You can use this recipe as a stuffing ingredient in burgers, it tastes great when accompanied with non-vegetarian food. As this has sweet and tangling flavor its shelf life is also good, if you store this recipe in an air tight container, it can last over a month.
Ingredients for Pear and Mango Chutney:
Raw mangoes – 250 gms.
Pears – 250 gms.
Almonds – 8 no. (chopped)
Cashew – 8 no.
Raisins – 1 tbsp.
Red chili powder – 1 tbsp.
Clove powder – ¼ tbsp. (2 cloves)
Sugar – 500 gms.
Garam masala – 1 tbsp.
Salt – 2 tbsp.
Marsh melon seeds – 1 tbsp.
Water – 500 ml.
How to Make Pear and Mango Chutney Recipe:
- Remove the skin and mash mangoes and pears.
- Heat 1 tbsp. of sugar in a saucepan until it turns brown.
Tip: Cook sugar on low flame and stir continuously.
Tip: Alternatively you can heat little oil on a pan and add 1 tbsp. sugar to it and slowly stir sugar until it turns light brown.
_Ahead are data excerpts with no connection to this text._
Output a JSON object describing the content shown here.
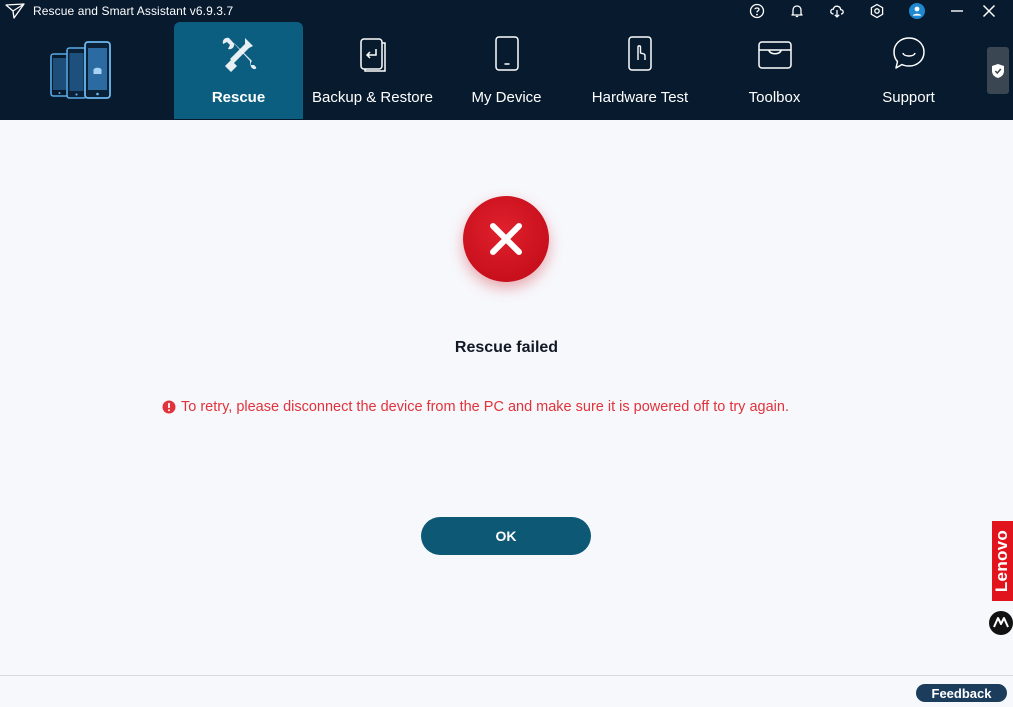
{
  "window": {
    "title": "Rescue and Smart Assistant v6.9.3.7",
    "icons": [
      "help-icon",
      "bell-icon",
      "cloud-download-icon",
      "settings-icon",
      "user-icon",
      "minimize-icon",
      "close-icon"
    ]
  },
  "nav": {
    "items": [
      {
        "label": "Rescue",
        "icon": "wrench-screwdriver-icon",
        "active": true
      },
      {
        "label": "Backup & Restore",
        "icon": "backup-restore-icon",
        "active": false
      },
      {
        "label": "My Device",
        "icon": "phone-icon",
        "active": false
      },
      {
        "label": "Hardware Test",
        "icon": "touch-phone-icon",
        "active": false
      },
      {
        "label": "Toolbox",
        "icon": "toolbox-icon",
        "active": false
      },
      {
        "label": "Support",
        "icon": "chat-bubble-icon",
        "active": false
      }
    ]
  },
  "result": {
    "status": "error",
    "title": "Rescue failed",
    "message": "To retry, please disconnect the device from the PC and make sure it is powered off to try again.",
    "ok_label": "OK"
  },
  "brand": {
    "lenovo": "Lenovo"
  },
  "footer": {
    "feedback_label": "Feedback"
  },
  "colors": {
    "header_bg": "#071a2e",
    "active_tab": "#0c5e80",
    "error_red": "#d0121e",
    "message_red": "#e0333b",
    "ok_button": "#0d5875"
  }
}
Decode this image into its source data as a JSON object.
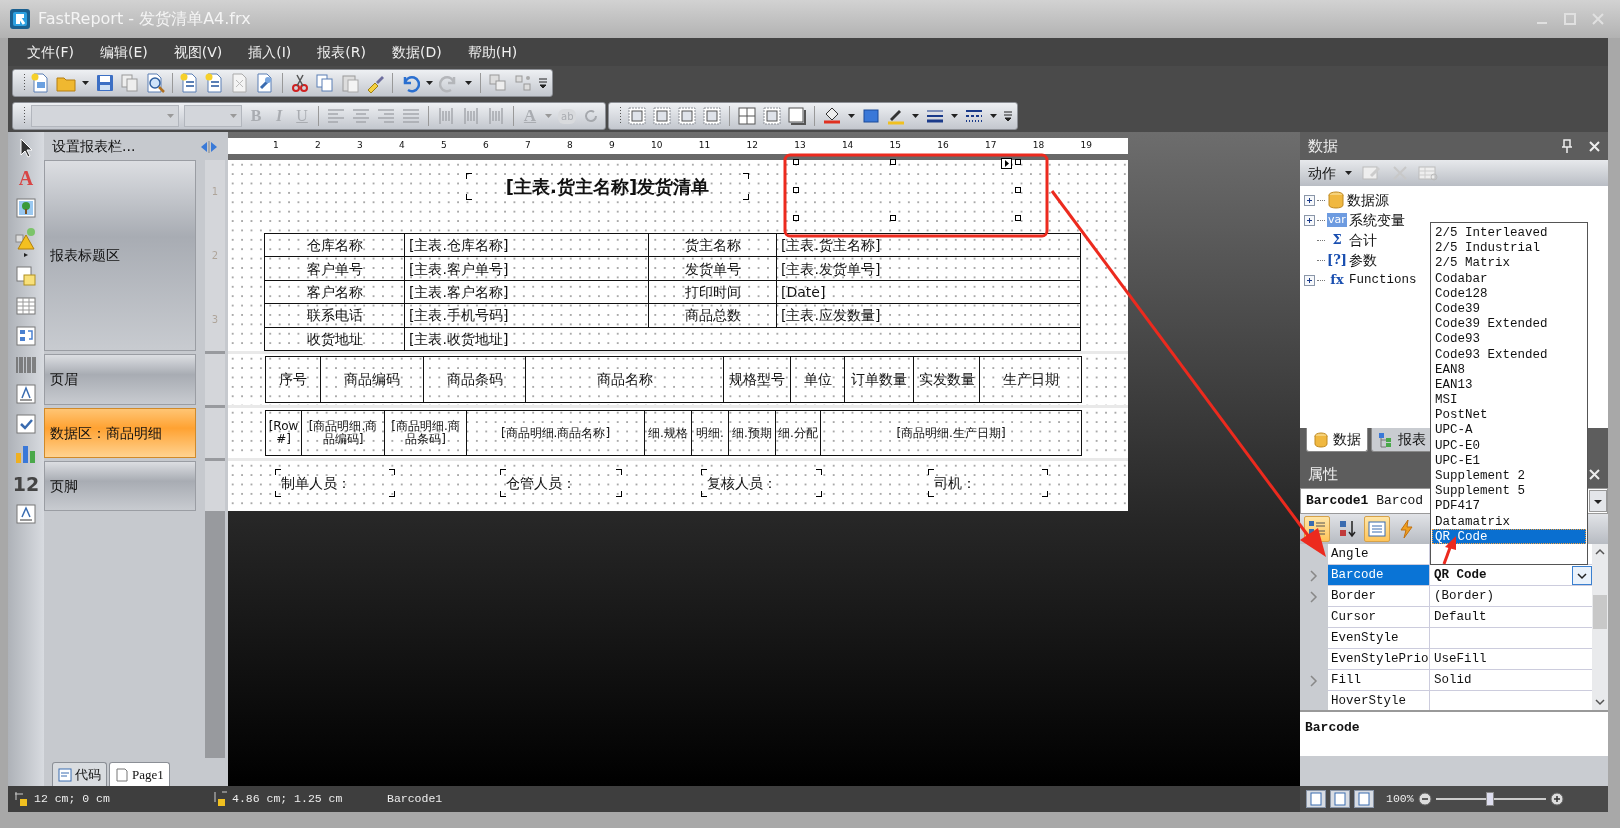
{
  "window": {
    "title": "FastReport - 发货清单A4.frx"
  },
  "menu": [
    "文件(F)",
    "编辑(E)",
    "视图(V)",
    "插入(I)",
    "报表(R)",
    "数据(D)",
    "帮助(H)"
  ],
  "format_toolbar": {
    "bold": "B",
    "italic": "I",
    "underline": "U",
    "font_color": "A",
    "highlight": "ab",
    "disabled": true
  },
  "tools": {
    "text": "A",
    "number": "12"
  },
  "bands_panel": {
    "header": "设置报表栏...",
    "bands": [
      {
        "label": "报表标题区",
        "selected": false
      },
      {
        "label": "页眉",
        "selected": false
      },
      {
        "label": "数据区：商品明细",
        "selected": true
      },
      {
        "label": "页脚",
        "selected": false
      }
    ]
  },
  "ruler": {
    "ticks": [
      "1",
      "2",
      "3",
      "4",
      "5",
      "6",
      "7",
      "8",
      "9",
      "10",
      "11",
      "12",
      "13",
      "14",
      "15",
      "16",
      "17",
      "18",
      "19"
    ],
    "vertical_ticks": [
      "1",
      "2",
      "3"
    ]
  },
  "report": {
    "title": "[主表.货主名称]发货清单",
    "info_rows": [
      [
        "仓库名称",
        "[主表.仓库名称]",
        "货主名称",
        "[主表.货主名称]"
      ],
      [
        "客户单号",
        "[主表.客户单号]",
        "发货单号",
        "[主表.发货单号]"
      ],
      [
        "客户名称",
        "[主表.客户名称]",
        "打印时间",
        "[Date]"
      ],
      [
        "联系电话",
        "[主表.手机号码]",
        "商品总数",
        "[主表.应发数量]"
      ],
      [
        "收货地址",
        "[主表.收货地址]"
      ]
    ],
    "header_cells": [
      "序号",
      "商品编码",
      "商品条码",
      "商品名称",
      "规格型号",
      "单位",
      "订单数量",
      "实发数量",
      "生产日期"
    ],
    "data_cells": [
      "[Row#]",
      "[商品明细.商品编码]",
      "[商品明细.商品条码]",
      "[商品明细.商品名称]",
      "细.规格",
      "明细.",
      "细.预期",
      "细.分配",
      "[商品明细.生产日期]"
    ],
    "footer_labels": [
      "制单人员：",
      "仓管人员：",
      "复核人员：",
      "司机："
    ]
  },
  "page_tabs": [
    {
      "label": "代码",
      "selected": false
    },
    {
      "label": "Page1",
      "selected": true
    }
  ],
  "data_panel": {
    "title": "数据",
    "action": "动作",
    "tree": [
      {
        "label": "数据源",
        "kind": "datasource",
        "expandable": true
      },
      {
        "label": "系统变量",
        "kind": "badge",
        "badge": "var",
        "expandable": true
      },
      {
        "label": "合计",
        "kind": "symbol",
        "badge": "Σ",
        "expandable": false
      },
      {
        "label": "参数",
        "kind": "symbol",
        "badge": "[?]",
        "expandable": false
      },
      {
        "label": "Functions",
        "kind": "symbol",
        "badge": "fx",
        "expandable": true
      }
    ],
    "tabs": [
      {
        "label": "数据",
        "selected": true
      },
      {
        "label": "报表",
        "selected": false
      }
    ]
  },
  "properties_panel": {
    "title": "属性",
    "object_name": "Barcode1",
    "object_type": "Barcod",
    "view_buttons": [
      {
        "kind": "categorized",
        "selected": true
      },
      {
        "kind": "alphabetical",
        "selected": false
      },
      {
        "kind": "properties",
        "selected": true
      },
      {
        "kind": "events",
        "selected": false
      }
    ],
    "rows": [
      {
        "name": "Angle",
        "expandable": false,
        "selected": false
      },
      {
        "name": "Barcode",
        "value": "QR Code",
        "expandable": true,
        "selected": true
      },
      {
        "name": "Border",
        "value": "(Border)",
        "expandable": true,
        "selected": false
      },
      {
        "name": "Cursor",
        "value": "Default",
        "expandable": false,
        "selected": false
      },
      {
        "name": "EvenStyle",
        "expandable": false,
        "selected": false
      },
      {
        "name": "EvenStylePrio",
        "value": "UseFill",
        "expandable": false,
        "selected": false
      },
      {
        "name": "Fill",
        "value": "Solid",
        "expandable": true,
        "selected": false
      },
      {
        "name": "HoverStyle",
        "expandable": false,
        "selected": false
      }
    ],
    "description": "Barcode"
  },
  "dropdown": {
    "items": [
      {
        "label": "2/5 Interleaved",
        "selected": false
      },
      {
        "label": "2/5 Industrial",
        "selected": false
      },
      {
        "label": "2/5 Matrix",
        "selected": false
      },
      {
        "label": "Codabar",
        "selected": false
      },
      {
        "label": "Code128",
        "selected": false
      },
      {
        "label": "Code39",
        "selected": false
      },
      {
        "label": "Code39 Extended",
        "selected": false
      },
      {
        "label": "Code93",
        "selected": false
      },
      {
        "label": "Code93 Extended",
        "selected": false
      },
      {
        "label": "EAN8",
        "selected": false
      },
      {
        "label": "EAN13",
        "selected": false
      },
      {
        "label": "MSI",
        "selected": false
      },
      {
        "label": "PostNet",
        "selected": false
      },
      {
        "label": "UPC-A",
        "selected": false
      },
      {
        "label": "UPC-E0",
        "selected": false
      },
      {
        "label": "UPC-E1",
        "selected": false
      },
      {
        "label": "Supplement 2",
        "selected": false
      },
      {
        "label": "Supplement 5",
        "selected": false
      },
      {
        "label": "PDF417",
        "selected": false
      },
      {
        "label": "Datamatrix",
        "selected": false
      },
      {
        "label": "QR Code",
        "selected": true
      }
    ]
  },
  "status_bar": {
    "position": "12 cm; 0 cm",
    "size": "4.86 cm; 1.25 cm",
    "object": "Barcode1",
    "zoom": "100%",
    "zoom_slider": {
      "level": 0.49
    }
  }
}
At this point you can add little water and bring to boil until it turns brown colour.
- Add 500 ml of water, once it is fully dissolved add remaining sugar.
- Once it reaches to boiling state, add mashed fruit, chilli, salt, cashew and raisin seeds.
- Stir continuously until you get jam type thick consistency.
- Add garam masala and clove powder.
- Remove from flame and let it cool.
- Pear and Mango Chutney Recipe is ready, transfer to a clean and airtight container so that it can be preserved for 1 month.